With all ballots counted from Monday’s nationwide referendum, more than 91 percent of voters had approved constitutional amendments extending the president’s term in office from five to seven years, the Azerbaijani Central Election Commission said yesterday, adding that turnout was 69.7 percent.
Other changes endorsed in the referendum introduce a new position of first vice president, who will lead in the president’s absence, and also allow the president to call snap leadership polls and dissolve parliament.
Another amendment to axe the current age minimum of 35 for standing as president has been criticized by Aliyev’s opponents as a scheme to pave the way for his children to take the helm.
Aliyev has two prominent socialite daughters, Leyla, 32, and Arzu, 27, and a student son, Heydar, 19.
Opposition groups staged protests ahead of the ballot, attacking it as a bid to extend the Aliyev family’s more than two decades in office.
The authorities have dismissed the criticism, saying that constitutional reform would streamline running of the country.
Council of Europe constitutional law experts said the draft changes to the Azerbaijani constitution “would severely upset the balance of power” and give the president “unprecedented” authority.
Amnesty International said the amendments would lead to violations of the right to freedom of association and that the vote “has been accompanied by arrests and intimidation” of critics.

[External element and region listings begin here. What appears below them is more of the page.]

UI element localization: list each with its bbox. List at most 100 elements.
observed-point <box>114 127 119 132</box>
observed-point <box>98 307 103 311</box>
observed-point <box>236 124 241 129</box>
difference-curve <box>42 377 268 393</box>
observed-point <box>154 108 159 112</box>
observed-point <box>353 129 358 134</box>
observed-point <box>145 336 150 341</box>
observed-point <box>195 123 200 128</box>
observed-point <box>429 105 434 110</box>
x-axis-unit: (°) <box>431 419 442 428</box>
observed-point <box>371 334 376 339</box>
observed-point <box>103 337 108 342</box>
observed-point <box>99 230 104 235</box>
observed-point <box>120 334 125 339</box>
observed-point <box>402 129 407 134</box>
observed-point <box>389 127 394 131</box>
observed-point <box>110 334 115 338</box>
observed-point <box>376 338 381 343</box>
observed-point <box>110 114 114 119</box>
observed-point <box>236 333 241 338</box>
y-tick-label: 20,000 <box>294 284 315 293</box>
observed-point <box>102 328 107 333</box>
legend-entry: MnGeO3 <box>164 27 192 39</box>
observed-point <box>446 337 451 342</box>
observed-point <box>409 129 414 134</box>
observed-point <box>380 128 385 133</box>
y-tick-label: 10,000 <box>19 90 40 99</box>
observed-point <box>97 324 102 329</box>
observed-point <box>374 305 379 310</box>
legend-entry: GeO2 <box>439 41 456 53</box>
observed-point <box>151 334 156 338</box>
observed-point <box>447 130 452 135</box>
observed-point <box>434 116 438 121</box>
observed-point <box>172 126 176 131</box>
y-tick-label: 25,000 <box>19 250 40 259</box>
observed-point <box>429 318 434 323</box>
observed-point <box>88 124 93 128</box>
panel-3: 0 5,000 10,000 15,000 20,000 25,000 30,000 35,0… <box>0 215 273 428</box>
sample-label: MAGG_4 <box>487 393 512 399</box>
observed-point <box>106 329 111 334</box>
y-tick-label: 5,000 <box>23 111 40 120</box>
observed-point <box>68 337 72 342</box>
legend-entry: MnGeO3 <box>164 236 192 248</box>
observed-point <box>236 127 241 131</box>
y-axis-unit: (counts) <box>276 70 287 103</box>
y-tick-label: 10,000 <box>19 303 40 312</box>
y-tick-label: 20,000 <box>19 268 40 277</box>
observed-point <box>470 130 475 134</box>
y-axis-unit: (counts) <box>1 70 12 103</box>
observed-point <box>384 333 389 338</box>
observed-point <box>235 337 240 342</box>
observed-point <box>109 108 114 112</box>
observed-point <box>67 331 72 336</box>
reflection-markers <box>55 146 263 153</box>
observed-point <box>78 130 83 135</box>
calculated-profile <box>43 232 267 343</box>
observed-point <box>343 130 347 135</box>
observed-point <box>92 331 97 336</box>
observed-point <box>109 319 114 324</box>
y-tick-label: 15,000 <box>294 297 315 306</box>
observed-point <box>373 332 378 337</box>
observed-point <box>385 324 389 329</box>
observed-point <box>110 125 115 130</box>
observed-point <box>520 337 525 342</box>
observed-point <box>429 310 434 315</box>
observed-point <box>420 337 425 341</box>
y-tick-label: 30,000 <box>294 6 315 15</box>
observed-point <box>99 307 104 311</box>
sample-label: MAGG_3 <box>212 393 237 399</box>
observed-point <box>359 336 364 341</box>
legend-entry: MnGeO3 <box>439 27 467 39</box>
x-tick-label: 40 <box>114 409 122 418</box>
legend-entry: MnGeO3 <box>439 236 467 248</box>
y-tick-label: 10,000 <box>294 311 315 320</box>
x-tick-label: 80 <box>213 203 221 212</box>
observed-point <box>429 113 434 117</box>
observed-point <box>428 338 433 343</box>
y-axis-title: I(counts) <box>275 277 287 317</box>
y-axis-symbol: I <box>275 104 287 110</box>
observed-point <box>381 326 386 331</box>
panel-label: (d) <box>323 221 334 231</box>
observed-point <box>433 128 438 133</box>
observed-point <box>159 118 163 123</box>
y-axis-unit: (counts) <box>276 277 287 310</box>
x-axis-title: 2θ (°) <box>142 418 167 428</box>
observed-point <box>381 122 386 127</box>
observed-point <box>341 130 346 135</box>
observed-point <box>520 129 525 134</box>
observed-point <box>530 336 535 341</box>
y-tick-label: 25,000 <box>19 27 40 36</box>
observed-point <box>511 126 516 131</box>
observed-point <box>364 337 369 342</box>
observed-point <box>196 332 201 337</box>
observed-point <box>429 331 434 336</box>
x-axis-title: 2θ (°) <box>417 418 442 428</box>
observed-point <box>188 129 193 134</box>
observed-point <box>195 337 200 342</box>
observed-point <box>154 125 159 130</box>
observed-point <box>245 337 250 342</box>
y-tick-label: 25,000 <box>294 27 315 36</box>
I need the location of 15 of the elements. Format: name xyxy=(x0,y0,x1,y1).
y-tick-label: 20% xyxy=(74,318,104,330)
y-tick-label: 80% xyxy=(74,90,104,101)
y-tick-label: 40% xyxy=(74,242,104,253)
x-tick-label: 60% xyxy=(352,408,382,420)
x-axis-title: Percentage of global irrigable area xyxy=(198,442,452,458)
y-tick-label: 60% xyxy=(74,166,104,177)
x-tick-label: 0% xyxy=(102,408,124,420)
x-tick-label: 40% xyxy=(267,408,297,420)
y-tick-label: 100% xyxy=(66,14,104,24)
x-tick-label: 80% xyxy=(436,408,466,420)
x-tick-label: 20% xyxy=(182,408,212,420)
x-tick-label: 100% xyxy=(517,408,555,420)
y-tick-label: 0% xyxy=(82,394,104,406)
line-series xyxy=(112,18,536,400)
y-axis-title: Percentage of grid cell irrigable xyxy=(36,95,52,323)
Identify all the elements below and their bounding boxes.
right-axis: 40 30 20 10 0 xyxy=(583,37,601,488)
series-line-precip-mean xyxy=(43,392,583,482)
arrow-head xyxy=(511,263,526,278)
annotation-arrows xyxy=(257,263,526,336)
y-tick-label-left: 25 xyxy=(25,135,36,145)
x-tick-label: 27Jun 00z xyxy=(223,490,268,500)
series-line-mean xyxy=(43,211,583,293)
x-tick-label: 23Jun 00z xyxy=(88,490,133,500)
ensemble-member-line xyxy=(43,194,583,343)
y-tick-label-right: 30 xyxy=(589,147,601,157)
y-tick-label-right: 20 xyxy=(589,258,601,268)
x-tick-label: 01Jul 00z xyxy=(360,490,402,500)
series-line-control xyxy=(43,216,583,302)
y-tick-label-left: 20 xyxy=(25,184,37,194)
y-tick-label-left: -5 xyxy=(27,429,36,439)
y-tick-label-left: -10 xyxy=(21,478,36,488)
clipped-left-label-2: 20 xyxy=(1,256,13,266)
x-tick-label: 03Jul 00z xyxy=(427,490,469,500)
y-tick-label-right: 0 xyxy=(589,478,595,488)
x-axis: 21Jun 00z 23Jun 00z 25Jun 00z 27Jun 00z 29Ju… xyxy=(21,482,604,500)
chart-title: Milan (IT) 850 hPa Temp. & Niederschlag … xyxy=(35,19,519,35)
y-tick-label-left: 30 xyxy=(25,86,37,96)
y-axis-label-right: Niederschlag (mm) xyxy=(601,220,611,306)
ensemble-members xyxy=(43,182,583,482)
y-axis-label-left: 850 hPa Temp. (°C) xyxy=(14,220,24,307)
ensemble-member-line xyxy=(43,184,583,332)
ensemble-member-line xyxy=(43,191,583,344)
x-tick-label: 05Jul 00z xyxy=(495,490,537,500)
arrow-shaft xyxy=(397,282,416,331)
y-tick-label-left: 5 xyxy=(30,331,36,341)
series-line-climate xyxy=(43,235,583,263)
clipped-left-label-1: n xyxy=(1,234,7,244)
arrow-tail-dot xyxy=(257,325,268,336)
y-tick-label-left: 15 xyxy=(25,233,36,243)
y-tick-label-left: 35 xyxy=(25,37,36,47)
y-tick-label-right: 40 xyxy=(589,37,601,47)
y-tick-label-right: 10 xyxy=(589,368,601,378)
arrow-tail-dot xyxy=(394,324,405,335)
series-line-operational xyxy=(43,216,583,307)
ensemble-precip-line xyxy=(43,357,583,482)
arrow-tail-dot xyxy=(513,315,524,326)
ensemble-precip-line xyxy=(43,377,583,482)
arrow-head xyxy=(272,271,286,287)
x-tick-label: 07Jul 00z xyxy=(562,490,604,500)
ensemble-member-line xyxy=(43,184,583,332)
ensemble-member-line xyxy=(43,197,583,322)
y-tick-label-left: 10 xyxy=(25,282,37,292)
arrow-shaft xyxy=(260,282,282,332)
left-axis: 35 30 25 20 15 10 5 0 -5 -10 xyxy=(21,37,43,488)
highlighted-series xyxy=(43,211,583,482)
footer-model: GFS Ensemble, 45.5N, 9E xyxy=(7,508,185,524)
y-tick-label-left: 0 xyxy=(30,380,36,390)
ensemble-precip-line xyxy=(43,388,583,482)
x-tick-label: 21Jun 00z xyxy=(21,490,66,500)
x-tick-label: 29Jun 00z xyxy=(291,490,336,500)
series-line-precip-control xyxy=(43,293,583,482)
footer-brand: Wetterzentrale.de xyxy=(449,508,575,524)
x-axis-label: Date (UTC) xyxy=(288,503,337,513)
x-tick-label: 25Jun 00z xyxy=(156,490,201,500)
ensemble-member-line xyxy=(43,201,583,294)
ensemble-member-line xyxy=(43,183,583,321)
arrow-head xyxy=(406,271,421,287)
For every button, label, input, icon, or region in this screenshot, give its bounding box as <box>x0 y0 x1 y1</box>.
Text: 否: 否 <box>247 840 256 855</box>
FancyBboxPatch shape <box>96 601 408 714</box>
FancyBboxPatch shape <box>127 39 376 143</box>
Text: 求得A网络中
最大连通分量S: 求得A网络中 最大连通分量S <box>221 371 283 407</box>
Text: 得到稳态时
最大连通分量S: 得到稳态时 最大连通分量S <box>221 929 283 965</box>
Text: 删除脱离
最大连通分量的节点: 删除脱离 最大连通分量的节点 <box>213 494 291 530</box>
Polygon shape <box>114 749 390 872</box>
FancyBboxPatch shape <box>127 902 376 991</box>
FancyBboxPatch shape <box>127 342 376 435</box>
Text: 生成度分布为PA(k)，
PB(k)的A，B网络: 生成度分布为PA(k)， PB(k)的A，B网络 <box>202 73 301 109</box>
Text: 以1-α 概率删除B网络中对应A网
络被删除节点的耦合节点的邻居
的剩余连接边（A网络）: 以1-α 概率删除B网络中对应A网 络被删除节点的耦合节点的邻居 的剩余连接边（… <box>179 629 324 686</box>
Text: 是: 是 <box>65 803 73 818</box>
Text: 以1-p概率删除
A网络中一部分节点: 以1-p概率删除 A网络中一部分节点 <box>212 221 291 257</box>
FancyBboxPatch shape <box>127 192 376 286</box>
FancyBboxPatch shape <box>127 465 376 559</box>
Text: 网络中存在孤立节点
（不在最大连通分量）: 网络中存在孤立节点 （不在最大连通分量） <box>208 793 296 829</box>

Aliyev, 54, has led the ex-Soviet country since his father, Heydar, a former Communist-era boss, died after a decade in power in 2003. He won a landslide election victory in 2013.
He is allowed to stand for an unlimited number of presidential terms after a previous disputed referendum in 2009 scrapped a two-term limit.
Activists have raised concerns over Azerbaijan’s poor rights record, with Human Rights Watch in May accusing the nation of cracking down on activists and critical journalists.
“President Ilham Aliyev is the person most responsible for Azerbaijan’s appalling human rights record of the last decade,” Freedom House, a pro-democracy watchdog, said last week.